Plaintiffs are correct that Courts in this District have, as a general rule, held that "interrogatories seeking `each and every fact' and which blanket the entire case are objectionable." Heartland Surgical Specialty Hosp., LLC v. Midwest Div., Inc. , No. 05-2164-MLB-DWB, 2007 WL 2192860, at *2 (D. Kan. July 25, 2007) (citing Allianz Ins. Co. v. Surface Specialties, Inc. , No. 03-2470-CM-DJW, 2005 WL 44534, at *2 (D.Kan. Jan. 7, 2005)). On the other hand, "an interrogatory which is more narrow in scope and which does not seek every conceivable detail and fact concerning the entire case is not unduly burdensome or overly broad on its face even though it asks for `each and every' specific concerning that narrow topic." Heartland Surgical Specialty Hosp., LLC , 2007 WL 2192860, at *2 (citing Cardenas v. Dorel Juvenile Group, Inc. , 231 F.R.D. 616, 619 (D.Kan. 2005)).

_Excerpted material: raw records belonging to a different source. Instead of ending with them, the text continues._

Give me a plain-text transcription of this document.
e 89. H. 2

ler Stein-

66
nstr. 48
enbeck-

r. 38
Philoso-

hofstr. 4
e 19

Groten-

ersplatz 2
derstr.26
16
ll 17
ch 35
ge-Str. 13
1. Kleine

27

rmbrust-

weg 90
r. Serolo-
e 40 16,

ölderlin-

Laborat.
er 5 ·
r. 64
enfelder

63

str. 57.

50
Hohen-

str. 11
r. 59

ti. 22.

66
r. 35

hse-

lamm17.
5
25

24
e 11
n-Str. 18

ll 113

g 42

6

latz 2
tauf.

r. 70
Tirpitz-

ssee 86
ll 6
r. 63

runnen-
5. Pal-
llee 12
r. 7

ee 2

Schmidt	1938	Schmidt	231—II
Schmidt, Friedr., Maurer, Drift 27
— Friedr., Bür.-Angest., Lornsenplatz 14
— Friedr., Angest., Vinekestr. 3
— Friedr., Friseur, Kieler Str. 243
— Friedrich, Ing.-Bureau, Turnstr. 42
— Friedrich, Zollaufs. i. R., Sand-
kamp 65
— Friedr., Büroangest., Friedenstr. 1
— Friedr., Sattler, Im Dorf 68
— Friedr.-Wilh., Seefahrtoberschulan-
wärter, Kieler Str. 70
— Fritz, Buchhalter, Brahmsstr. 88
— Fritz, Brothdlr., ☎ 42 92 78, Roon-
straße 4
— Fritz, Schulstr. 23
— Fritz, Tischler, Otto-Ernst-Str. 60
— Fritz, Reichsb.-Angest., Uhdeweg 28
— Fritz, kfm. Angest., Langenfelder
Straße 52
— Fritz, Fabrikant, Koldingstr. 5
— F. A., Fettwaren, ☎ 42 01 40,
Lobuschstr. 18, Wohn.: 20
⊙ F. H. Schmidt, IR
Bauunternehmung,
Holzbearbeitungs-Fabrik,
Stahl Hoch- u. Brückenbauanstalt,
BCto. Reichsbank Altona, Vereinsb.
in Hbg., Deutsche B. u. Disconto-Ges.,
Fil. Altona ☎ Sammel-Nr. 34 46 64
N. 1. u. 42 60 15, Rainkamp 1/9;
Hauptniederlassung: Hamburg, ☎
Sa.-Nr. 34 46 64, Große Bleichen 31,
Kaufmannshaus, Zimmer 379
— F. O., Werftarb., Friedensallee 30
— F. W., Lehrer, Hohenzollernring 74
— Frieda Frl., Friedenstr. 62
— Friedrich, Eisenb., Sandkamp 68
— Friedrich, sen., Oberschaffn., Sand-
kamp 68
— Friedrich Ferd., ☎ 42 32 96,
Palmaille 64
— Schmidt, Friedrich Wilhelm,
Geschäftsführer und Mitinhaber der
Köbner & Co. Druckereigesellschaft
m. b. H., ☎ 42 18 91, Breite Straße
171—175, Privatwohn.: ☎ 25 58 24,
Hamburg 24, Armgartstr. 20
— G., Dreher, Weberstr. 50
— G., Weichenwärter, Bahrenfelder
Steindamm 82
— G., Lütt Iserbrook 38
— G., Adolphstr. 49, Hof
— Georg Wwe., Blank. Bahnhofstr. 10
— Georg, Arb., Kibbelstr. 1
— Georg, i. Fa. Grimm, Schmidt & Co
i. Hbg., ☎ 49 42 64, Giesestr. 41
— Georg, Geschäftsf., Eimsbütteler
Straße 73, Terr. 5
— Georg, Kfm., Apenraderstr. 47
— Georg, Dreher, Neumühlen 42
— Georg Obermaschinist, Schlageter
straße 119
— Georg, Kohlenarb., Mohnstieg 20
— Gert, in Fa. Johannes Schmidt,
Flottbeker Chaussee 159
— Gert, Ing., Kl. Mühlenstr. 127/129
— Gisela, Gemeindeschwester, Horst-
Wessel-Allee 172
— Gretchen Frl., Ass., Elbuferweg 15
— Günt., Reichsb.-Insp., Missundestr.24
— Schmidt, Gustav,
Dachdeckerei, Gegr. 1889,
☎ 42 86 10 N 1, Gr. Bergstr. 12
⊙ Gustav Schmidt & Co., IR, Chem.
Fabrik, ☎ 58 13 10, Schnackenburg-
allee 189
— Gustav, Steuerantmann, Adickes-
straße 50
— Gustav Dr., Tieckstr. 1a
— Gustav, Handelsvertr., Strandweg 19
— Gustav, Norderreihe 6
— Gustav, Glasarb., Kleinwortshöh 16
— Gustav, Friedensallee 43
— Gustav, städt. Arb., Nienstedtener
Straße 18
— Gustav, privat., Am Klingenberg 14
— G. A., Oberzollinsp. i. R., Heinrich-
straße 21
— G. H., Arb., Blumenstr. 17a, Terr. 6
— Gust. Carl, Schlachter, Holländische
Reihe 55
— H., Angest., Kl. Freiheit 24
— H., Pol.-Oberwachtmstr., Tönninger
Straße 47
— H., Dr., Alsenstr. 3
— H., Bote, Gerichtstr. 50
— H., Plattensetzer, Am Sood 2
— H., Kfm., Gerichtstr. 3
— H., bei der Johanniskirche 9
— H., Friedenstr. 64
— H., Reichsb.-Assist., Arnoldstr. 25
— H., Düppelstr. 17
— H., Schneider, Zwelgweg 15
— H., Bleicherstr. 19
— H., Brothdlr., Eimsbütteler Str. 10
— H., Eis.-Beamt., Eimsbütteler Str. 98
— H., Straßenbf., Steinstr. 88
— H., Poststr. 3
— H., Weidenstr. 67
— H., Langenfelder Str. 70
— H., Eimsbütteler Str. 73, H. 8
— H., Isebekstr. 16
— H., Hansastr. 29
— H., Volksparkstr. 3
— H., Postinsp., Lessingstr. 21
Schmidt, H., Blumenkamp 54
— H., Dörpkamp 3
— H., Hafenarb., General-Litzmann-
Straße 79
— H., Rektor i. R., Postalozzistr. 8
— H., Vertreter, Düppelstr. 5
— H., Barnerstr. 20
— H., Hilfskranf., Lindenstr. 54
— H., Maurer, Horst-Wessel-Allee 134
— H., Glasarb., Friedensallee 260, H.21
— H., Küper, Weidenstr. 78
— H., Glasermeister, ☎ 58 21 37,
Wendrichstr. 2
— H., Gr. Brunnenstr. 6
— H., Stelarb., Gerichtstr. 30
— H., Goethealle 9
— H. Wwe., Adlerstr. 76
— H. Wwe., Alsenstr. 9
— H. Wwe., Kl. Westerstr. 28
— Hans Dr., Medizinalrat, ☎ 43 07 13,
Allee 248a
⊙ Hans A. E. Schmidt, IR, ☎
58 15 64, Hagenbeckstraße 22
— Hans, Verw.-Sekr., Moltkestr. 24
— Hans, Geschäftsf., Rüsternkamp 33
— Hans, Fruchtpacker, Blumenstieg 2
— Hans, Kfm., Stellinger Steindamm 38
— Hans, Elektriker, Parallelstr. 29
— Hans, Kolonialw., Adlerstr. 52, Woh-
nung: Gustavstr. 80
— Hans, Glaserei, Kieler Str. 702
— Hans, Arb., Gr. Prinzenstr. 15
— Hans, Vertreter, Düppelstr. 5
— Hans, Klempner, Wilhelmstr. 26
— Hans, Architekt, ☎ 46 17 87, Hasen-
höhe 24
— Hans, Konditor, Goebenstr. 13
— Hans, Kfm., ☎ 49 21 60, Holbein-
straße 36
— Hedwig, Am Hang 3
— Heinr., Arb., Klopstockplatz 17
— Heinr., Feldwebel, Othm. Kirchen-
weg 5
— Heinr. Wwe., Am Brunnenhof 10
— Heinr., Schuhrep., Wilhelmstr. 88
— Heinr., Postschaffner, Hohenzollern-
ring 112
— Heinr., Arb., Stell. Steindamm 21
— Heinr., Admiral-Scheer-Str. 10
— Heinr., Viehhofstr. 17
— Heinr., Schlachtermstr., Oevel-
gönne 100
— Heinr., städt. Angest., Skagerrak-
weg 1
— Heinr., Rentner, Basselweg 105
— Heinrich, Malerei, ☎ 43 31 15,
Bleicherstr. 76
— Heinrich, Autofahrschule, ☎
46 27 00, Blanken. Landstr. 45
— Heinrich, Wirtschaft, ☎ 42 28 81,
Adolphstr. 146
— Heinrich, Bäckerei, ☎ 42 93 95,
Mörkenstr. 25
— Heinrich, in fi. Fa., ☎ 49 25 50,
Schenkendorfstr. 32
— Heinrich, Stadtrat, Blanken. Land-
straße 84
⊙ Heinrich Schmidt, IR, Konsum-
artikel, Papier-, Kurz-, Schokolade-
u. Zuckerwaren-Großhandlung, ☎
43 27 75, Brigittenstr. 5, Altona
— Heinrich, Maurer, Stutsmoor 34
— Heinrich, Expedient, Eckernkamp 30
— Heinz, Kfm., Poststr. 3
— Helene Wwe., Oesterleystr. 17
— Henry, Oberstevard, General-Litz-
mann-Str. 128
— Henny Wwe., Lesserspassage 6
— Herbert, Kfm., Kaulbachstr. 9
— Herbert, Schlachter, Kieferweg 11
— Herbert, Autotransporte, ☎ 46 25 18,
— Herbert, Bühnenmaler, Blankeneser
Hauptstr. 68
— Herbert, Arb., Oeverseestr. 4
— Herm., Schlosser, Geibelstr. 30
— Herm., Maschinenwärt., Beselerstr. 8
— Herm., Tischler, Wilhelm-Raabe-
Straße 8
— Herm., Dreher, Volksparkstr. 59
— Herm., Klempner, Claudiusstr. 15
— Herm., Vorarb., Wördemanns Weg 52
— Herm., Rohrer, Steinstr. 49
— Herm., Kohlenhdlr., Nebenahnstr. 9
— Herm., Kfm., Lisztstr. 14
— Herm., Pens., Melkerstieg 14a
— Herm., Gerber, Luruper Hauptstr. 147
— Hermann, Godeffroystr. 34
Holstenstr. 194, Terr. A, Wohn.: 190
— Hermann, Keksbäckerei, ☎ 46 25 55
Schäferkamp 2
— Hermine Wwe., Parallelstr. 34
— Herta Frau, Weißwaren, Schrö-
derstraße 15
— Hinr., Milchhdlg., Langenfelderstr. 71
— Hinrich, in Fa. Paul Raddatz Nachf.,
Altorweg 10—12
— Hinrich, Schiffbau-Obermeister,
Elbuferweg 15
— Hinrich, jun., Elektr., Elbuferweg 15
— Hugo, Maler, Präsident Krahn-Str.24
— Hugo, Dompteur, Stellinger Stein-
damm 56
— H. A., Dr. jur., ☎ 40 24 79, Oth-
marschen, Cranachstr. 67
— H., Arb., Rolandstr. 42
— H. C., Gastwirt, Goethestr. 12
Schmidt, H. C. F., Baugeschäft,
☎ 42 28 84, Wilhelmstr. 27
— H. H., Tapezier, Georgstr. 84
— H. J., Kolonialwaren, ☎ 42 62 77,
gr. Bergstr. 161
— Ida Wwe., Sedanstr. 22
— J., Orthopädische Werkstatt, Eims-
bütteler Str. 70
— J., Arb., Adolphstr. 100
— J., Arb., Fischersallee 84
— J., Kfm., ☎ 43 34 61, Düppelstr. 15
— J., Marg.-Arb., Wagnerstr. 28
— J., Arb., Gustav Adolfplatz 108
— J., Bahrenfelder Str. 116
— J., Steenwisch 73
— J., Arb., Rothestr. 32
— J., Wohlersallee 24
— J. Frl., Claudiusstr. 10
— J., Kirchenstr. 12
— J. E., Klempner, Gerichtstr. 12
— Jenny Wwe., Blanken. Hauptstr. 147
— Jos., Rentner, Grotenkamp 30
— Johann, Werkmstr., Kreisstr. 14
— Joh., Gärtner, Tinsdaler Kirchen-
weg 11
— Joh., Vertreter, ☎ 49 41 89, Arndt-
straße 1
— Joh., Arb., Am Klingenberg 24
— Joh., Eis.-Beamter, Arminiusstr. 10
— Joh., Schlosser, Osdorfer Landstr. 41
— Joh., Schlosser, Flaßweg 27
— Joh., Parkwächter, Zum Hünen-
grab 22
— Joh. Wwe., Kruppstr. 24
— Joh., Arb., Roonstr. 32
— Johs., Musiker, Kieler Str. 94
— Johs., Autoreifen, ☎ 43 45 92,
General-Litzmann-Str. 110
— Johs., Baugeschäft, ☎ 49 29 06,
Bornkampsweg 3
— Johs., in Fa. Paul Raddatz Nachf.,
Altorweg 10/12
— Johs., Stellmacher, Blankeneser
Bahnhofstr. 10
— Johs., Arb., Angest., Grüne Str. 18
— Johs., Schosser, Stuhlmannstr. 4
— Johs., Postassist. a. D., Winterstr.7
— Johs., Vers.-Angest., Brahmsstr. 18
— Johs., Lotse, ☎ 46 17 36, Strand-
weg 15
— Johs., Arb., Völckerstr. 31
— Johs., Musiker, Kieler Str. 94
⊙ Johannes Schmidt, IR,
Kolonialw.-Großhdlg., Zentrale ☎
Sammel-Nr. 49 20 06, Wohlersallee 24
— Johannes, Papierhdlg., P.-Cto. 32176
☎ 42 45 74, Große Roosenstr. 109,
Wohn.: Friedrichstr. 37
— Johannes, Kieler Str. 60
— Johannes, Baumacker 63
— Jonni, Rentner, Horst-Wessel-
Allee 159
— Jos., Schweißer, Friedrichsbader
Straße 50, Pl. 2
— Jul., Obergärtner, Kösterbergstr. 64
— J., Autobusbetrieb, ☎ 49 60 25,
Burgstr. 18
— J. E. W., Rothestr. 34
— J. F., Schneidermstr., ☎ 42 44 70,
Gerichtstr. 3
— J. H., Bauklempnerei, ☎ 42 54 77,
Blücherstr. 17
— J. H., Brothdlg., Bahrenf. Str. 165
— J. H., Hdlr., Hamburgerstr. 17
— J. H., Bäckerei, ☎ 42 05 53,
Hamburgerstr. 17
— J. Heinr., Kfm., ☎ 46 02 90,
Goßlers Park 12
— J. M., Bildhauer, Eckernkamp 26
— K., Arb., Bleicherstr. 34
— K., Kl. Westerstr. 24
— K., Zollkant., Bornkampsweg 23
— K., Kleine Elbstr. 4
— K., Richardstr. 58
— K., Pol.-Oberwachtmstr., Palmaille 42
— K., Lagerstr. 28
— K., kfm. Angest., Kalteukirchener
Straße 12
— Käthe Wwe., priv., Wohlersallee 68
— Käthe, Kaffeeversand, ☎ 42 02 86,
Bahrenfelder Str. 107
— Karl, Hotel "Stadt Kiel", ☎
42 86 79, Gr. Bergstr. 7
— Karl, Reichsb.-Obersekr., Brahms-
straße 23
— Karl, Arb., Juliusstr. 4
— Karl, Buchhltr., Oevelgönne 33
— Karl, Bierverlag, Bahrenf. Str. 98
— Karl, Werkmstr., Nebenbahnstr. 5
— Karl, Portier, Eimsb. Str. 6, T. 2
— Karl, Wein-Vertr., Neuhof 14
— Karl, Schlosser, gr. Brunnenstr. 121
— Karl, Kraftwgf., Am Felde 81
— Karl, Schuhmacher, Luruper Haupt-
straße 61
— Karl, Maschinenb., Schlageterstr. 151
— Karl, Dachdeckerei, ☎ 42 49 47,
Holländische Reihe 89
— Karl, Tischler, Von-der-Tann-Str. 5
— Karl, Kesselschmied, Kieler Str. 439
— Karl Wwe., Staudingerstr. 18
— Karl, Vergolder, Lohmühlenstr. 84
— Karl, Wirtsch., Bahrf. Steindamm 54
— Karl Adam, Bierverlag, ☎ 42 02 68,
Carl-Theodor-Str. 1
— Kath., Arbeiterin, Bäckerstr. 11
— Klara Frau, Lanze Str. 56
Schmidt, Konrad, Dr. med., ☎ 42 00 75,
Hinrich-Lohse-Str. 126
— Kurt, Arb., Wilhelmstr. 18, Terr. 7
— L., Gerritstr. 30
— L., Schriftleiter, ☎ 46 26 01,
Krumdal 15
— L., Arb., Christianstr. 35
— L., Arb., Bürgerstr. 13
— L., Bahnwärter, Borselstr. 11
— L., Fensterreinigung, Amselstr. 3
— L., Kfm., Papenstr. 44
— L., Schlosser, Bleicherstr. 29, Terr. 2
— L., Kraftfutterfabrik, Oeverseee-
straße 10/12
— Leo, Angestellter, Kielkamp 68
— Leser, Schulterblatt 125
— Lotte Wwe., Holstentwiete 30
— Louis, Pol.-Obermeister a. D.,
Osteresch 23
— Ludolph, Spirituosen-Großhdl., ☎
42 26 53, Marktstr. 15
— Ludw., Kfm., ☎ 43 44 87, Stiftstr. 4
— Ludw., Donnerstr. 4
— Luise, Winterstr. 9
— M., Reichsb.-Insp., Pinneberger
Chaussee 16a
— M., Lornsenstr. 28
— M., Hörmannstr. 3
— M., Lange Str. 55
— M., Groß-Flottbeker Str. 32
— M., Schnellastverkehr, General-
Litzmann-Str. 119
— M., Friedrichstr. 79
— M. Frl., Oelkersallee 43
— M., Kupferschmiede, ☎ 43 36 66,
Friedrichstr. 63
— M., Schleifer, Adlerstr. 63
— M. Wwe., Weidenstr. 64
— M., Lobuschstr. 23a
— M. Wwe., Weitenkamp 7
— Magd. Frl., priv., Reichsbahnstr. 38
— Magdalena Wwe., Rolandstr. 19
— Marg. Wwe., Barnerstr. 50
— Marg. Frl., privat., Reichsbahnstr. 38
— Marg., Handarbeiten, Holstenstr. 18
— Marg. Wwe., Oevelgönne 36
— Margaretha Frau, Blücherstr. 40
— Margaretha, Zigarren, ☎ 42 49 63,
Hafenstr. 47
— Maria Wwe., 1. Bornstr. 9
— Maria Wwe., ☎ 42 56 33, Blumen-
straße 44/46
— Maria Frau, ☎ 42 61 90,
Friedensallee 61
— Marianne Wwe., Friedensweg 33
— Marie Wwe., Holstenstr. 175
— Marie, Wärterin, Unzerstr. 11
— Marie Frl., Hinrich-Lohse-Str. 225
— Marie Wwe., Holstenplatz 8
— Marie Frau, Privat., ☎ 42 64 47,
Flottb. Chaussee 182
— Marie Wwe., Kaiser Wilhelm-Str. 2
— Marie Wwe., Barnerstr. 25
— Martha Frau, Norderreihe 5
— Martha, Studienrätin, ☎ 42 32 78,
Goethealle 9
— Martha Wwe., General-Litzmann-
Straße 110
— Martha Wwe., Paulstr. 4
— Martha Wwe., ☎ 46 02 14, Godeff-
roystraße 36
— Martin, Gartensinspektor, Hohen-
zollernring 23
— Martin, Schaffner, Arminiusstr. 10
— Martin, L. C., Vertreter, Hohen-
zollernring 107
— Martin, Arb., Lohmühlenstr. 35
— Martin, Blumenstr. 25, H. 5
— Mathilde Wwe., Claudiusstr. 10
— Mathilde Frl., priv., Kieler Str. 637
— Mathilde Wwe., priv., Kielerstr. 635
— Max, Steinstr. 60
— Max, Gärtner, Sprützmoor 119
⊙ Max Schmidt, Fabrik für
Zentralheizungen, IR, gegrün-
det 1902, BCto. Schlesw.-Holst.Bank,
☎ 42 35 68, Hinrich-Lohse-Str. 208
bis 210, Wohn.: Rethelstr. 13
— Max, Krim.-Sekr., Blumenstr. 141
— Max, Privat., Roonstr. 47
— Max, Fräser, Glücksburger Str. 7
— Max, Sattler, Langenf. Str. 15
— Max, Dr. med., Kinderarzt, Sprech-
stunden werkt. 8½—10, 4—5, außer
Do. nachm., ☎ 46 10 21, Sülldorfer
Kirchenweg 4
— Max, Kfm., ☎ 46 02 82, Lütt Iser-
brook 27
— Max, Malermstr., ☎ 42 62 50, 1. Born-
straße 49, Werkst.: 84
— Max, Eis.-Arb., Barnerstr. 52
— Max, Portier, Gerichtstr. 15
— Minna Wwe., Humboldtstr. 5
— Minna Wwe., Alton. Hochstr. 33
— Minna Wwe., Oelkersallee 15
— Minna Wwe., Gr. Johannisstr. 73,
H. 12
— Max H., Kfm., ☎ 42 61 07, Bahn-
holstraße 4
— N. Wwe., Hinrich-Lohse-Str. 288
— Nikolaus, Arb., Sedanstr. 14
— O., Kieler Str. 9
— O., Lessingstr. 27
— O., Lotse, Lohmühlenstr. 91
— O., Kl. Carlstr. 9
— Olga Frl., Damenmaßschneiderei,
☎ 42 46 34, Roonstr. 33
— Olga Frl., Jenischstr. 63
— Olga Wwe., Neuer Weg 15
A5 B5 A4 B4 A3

Even where the Court finds that a request improperly seeks each and every fact blanketing the entire case, it has modified the request and required the responding party to identify the "principal and material facts." Heartland Surgical Specialty Hosp., LLC v. Midwest Div., Inc., No. 05-2164-MLB-DWB, 2007 WL 756631, at *7 (D. Kan. March 8, 2007). Here, Plaintiff made no attempt to answer at all, but merely made an objection.
In the Court's opinion, Plaintiff seems to be incorrectly focusing on Defendants' use of the phrase "each and every." The use of this phrase, while not ideal, does not, in and of itself, nullify an otherwise proper discovery request. Defendants have narrowed their request by requesting "each and every specific act or omission" by the Defendants that Plaintiff "allege[s] was negligent or otherwise wrongful." (Doc. 77, Exh. A.) (Emphasis added.) This is not the same as each and every fact that blankets the entire case.
Defendants contend that "it would be extremely burdensome for a defendant to have to prepare for trial without knowing what affirmative acts or omissions it is on trial for." ( Id., at 2-3). The Court agrees. Clearly Defendants have the right to know the acts or omissions for which Plaintiff believes they should be held legally accountable. Defendants' Motion to Compel (Doc. 76) is, therefore, GRANTED. Plaintiffs are to answer the interrogatories at issue on or before December 15, 2007, with the information they currently have. They can later supplement these answers as required by Rule 26(e) if additional information is obtained through discovery. ( See Doc. 90, at 5.)
IT IS THEREFORE ORDERED that Defendants' Motion to Compel (Doc. 76) is GRANTED.